Step 6: Configure your Tailscale network
Visit the Tailscale admin console and perform the following actions:
- Disable key expiry on the subnet router so that you don't need to reauthenticate the server periodically.
- Authorize subnet routes on the device, so that Tailscale
distributes the
10.0.0.0/24
and10.0.1.0/24
routes to the rest of your Tailscale network.

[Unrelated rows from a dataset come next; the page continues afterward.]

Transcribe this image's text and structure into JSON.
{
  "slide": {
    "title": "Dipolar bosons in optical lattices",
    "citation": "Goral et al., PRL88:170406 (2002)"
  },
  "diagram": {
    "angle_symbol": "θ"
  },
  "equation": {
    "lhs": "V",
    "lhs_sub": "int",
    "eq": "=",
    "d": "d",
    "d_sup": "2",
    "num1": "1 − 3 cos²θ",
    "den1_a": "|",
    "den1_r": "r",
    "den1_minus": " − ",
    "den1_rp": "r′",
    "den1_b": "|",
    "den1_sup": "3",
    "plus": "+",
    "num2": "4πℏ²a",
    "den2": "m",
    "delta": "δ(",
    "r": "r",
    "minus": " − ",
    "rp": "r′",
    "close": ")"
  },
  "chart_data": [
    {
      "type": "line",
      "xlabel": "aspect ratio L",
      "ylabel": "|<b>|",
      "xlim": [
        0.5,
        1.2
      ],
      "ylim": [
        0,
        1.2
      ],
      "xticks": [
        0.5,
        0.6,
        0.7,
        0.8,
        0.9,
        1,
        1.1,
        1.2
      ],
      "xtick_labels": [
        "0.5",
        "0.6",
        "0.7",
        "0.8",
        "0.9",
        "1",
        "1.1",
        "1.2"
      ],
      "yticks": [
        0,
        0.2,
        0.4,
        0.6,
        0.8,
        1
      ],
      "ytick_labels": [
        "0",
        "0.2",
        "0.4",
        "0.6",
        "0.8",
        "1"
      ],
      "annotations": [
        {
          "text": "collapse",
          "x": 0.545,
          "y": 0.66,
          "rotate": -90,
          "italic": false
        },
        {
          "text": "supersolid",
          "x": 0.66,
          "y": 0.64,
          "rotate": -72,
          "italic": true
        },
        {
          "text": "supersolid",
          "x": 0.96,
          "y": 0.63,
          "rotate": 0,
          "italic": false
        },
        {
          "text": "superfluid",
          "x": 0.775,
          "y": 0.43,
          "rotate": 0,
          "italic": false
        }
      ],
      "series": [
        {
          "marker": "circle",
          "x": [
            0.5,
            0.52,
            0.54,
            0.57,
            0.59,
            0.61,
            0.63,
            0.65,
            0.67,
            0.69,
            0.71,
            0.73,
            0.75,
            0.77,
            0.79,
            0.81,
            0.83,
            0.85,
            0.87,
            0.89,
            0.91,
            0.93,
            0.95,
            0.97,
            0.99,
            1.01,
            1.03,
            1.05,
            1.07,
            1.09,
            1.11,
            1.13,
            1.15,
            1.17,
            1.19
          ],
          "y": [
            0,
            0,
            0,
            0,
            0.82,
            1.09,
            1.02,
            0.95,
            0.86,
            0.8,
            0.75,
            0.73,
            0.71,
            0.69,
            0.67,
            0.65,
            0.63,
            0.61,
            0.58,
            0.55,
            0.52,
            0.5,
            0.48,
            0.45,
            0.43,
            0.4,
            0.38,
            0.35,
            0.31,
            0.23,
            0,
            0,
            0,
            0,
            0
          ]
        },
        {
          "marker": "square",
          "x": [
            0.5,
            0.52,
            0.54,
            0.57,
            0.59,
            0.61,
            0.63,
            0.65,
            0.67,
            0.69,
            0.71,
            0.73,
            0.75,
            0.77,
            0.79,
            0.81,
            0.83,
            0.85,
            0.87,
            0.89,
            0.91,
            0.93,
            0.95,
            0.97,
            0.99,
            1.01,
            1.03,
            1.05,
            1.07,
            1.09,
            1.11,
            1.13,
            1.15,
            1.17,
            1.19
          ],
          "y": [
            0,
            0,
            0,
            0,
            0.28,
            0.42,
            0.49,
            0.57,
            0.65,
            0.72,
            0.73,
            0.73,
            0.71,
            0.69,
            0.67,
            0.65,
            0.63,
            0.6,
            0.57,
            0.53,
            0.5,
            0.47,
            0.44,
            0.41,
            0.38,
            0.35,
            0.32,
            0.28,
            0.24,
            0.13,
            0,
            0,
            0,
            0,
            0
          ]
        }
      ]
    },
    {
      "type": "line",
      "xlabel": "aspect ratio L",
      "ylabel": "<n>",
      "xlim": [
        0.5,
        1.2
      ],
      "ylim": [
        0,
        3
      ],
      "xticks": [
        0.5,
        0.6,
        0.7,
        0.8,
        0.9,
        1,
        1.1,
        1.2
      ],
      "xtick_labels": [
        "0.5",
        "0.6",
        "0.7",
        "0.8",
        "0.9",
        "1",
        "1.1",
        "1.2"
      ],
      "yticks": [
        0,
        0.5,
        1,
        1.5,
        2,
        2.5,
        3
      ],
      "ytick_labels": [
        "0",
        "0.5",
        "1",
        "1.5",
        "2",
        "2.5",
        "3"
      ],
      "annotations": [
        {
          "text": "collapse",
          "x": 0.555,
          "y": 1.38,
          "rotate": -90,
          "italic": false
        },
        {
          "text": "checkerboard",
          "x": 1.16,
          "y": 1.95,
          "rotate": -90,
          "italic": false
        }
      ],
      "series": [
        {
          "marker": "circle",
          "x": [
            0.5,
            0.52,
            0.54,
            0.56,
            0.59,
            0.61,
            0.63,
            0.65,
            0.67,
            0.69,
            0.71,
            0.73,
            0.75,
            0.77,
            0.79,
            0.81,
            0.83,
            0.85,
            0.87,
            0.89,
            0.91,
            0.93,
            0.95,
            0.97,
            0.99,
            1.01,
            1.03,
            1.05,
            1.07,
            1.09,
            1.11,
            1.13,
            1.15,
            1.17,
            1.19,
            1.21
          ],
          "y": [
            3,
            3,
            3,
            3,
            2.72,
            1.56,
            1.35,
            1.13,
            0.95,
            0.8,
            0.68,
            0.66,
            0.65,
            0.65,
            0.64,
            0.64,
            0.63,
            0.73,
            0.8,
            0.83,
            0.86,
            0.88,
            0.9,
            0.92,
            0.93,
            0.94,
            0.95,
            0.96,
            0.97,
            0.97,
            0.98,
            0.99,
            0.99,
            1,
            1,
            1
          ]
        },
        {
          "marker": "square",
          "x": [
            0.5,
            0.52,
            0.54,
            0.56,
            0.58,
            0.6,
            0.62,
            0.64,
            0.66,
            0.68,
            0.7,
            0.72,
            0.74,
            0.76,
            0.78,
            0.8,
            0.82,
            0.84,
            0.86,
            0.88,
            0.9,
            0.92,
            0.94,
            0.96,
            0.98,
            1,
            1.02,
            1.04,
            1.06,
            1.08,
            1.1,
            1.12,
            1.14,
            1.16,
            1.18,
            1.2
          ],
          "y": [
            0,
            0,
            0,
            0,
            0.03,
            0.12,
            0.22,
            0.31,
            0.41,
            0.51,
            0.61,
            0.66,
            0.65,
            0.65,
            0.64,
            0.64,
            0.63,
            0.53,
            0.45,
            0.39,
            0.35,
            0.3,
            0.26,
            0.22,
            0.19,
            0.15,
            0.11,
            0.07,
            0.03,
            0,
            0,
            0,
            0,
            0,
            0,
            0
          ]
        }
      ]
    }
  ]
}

Step 7: Verify your connection
Check that you can ping the EC2 instance's Tailscale IP address from your
personal Tailscale device such as Windows and macOS. You can find the Tailscale IP
in the admin console, or by running tailscale ip -4
on
the EC2 instance.
Step 8: Close off your firewall
Now that your EC2 instance is available over Tailscale you can disable the open port in your public-facing firewall.
- In the Security Groups panel of the Amazon EC2 console find and select the
tailscale-subnet-router
security group. - Select Edit inbound rules and delete the rule allowing SSH access.
- Select Save rules.
Step 9: Create another EC2 instance to relay to
Back in the Launch an instance wizard create a second Amazon EC2 instance that we will connect to through the Tailscale subnet router:
- Under Application and OS Images select Amazon Linux or another supported Linux distribution.
- Under Instance type select the same instance type as before.
- Under Key pair (login) select a key pair to use for SSH.
- Under Network settings select the VPC you created above.
- Assign the instance to a private subnet of the VPC, and leave Auto-assign public IP set to Disable.
- Create a security group and allow all traffic inbound from the
tailscale-subnet-router
security group. - Select Launch instance.
Step 10: Verify your connection
SSH to your newly created private EC2 instance, using its private IP. The SSH session will flow through your Tailscale subnet router and into the private subnet.
Customer responsibility
After deployment, confirm that your resources and services are updated and configured—including patching the firmware and operating system of those devices. For more information, refer to the shared responsibility model.
Support
Tailscale offers multiple support options with varying SLAs for response times. Contact support if you have any issues related to Tailscale setup or configuration.
Next steps
Server setup
If you’re setting up servers on Tailscale, we recommend you use an auth key to provision the server, and an tag to restrict its access.
High availability
Multiple subnet routers can be deployed across multiple availability zones and configured to advertise the same routes to achieve high availability failover.
4via6 subnet routers
If your network has subnets with overlapping IPv4 addresses, you can use the 4via6 subnet routers feature to ensure traffic from each node on your tailnet is routed to the correct device.